Como naivedya, deve-se oferecer pheṇikā e apresentar incenso produzido de guda (rapadura). E deve-se também realizar o prāśana de kankola, para a plena satisfação de Bhāskara.

Verse 69

शतपत्रिकया पूजा पौषे मासि रवेः स्मृता । सहजं धूपमादिष्टं नैवेद्ये शुष्कली तथा

No mês de Pauṣa, prescreve-se a adoração de Ravi com a flor de cem pétalas. Recomenda-se incenso natural, e, como naivedya, oferece-se também śuṣkalī.

Verse 70

प्राशने पूर्वमुक्तानि सर्वाण्येव समाचरेत् । समाप्तौ च ततो दद्यात्षड्भागं गृहसंभवम्

No prāśana, devem-se cumprir todos os itens anteriormente mencionados.

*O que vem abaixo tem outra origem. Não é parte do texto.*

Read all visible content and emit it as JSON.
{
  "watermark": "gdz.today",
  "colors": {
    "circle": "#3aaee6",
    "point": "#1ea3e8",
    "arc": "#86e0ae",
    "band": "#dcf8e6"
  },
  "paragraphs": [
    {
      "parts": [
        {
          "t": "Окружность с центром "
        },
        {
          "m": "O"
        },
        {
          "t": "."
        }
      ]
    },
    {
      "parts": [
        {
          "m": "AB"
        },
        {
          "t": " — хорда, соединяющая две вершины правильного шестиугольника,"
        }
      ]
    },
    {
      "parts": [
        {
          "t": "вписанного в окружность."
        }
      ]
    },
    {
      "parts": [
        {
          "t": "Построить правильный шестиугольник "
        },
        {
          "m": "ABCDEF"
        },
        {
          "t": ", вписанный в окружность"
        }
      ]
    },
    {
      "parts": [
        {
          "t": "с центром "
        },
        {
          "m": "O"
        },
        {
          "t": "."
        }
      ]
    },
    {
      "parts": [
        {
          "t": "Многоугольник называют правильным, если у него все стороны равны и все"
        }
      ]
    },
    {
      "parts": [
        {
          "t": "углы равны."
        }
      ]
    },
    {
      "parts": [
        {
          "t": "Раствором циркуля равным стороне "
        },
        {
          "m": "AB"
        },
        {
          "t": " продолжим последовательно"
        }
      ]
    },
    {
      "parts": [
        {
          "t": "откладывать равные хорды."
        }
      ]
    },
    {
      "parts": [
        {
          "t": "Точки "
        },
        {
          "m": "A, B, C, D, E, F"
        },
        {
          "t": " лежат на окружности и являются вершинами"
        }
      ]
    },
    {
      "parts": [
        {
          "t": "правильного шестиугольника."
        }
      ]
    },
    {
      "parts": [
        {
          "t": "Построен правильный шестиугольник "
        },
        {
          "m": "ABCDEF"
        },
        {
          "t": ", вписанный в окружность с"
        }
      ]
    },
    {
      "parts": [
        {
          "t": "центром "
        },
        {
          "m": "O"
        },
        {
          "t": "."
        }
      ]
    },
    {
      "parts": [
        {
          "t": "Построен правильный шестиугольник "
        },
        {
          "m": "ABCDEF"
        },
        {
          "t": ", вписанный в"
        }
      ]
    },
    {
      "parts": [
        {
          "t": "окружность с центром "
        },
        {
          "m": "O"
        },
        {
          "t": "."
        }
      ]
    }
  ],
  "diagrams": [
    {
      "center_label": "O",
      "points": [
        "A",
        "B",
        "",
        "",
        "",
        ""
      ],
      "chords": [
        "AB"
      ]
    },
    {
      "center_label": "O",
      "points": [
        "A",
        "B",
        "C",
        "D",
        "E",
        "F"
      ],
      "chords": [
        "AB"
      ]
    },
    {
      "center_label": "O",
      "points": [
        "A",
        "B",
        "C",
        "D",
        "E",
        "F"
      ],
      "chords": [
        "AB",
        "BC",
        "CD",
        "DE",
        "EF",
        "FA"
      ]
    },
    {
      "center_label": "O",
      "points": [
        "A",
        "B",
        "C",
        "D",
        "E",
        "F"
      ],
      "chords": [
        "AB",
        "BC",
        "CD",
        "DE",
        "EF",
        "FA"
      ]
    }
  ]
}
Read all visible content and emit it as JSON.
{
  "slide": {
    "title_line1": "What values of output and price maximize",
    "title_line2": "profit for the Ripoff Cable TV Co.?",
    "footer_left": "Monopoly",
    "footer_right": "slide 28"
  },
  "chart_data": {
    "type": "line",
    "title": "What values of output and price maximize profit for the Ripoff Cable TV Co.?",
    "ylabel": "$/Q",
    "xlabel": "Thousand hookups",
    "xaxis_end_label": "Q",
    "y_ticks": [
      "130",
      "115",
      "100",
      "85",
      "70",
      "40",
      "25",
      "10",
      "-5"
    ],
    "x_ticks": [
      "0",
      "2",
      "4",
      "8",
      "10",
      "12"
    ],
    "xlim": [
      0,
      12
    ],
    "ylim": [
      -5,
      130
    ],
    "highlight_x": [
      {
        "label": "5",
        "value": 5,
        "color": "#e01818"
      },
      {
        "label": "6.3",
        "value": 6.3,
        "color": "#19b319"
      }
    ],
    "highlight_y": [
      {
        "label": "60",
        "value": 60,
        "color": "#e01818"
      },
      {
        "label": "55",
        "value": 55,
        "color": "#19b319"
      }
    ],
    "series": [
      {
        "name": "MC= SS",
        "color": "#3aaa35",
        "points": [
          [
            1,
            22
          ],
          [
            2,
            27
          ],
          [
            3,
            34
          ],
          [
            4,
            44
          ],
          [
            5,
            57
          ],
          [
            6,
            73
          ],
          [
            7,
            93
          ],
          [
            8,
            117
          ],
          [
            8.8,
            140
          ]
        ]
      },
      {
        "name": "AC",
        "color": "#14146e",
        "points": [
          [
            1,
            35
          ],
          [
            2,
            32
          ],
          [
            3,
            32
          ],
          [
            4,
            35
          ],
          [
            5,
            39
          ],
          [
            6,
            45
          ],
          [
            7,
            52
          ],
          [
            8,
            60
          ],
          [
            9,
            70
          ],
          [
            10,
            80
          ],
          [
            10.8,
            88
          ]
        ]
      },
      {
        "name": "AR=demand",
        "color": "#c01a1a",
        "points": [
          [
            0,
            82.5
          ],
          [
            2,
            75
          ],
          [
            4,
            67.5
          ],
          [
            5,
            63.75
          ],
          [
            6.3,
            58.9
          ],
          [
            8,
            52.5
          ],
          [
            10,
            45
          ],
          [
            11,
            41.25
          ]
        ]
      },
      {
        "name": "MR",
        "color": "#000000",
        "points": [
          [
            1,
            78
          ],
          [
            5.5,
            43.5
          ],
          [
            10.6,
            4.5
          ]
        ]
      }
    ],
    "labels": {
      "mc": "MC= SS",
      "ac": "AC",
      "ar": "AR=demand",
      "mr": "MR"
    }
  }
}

E, ao término, deve-se então oferecer em doação a sexta parte do que é produzido no próprio lar.

Verse 71

ब्राह्मणाय नृपश्रेष्ठ सर्वपापविशुद्धये । इष्टभोज्यं ततः कार्यं स्वशक्त्या पार्थिवोत्तम

A um brāhmaṇa, ó melhor dos reis, para a purificação de todos os pecados; e então, ó soberano excelso, deve-se preparar uma refeição agradável conforme a própria capacidade.

Verse 72

एवं तु कुरुते योऽत्र सप्तमीं भास्करोद्भवाम् । सर्वपापविनिर्मुक्तो निर्मलत्वं स गच्छति

Quem, neste lugar, observa assim a Saptamī sagrada a Bhāskara, liberta-se de todos os pecados e alcança a pureza.

Verse 73

ब्राह्मणा ऊचुः । एवं पुरा वै कथिता रोहिताश्वाय धीमते । मार्कंडेन महाभाग तस्मात्त्वमपि तां कुरु

Os brâmanes disseram: “Assim, outrora, Mārkaṇḍa, o muito afortunado, ensinou isto de fato ao sábio Rohitāśva. Portanto, ó bem-aventurado, tu também deves realizá-lo.”

Verse 74

येन संजायते सम्यक्पुरश्चरणमेव ते

Por meio disso, para ti, o puraścaraṇa será realizado de modo verdadeiro, correto e plenamente consumado.

Verse 75

सूत उवाच । तस्य तद्वचनं श्रुत्वा पुष्पोऽपि द्विजसत्तमाः । तां चक्रे सप्तमीं हृष्टो यथा तेन निवेदिता

Sūta disse: Ao ouvir suas palavras, Puṣpa também —ó melhores dos brâmanes— observou com alegria o rito de Saptamī exatamente como lhe fora instruído.

Verse 76

षड्भागं प्रददौ तस्मै ब्राह्मणाय महात्मने । स्ववित्तस्य गृहस्थस्य कुप्याकुप्यस्य कृत्स्नशः

Ele deu àquele brâmane de grande alma a sexta parte de sua própria riqueza, como chefe de família—todas as suas posses por inteiro, tanto os bens móveis quanto os guardados em reserva.

Verse 77

सोऽपि जग्राह तद्वित्तं प्रहृष्टेनांतरात्मना । सुवर्णमणि रत्नानि संख्यया परिवर्जितम्

Ele também aceitou aquela riqueza com o coração interiormente jubiloso—ouro, gemas e joias, em quantidade incontável.

Verse 162

इति श्रीस्कान्दे महापुराण एकाशीतिसाहस्र्यां संहितायां षष्ठे नागरखण्डे हाटकेश्वरक्षेत्रमाहात्म्ये पुरश्चरणसप्तमीव्रतविधानवर्णनंनाम द्विषष्ट्युत्तरशततमोऽध्यायः

Assim, no Śrī Skanda Mahāpurāṇa, na Ekāśīti-sāhasrī Saṃhitā, no sexto Nāgara Khaṇḍa, no Māhātmya da região sagrada de Hāṭakeśvara, encerra-se o capítulo cento e sessenta e dois, intitulado «Descrição do procedimento do voto de Puraścaraṇa Saptamī».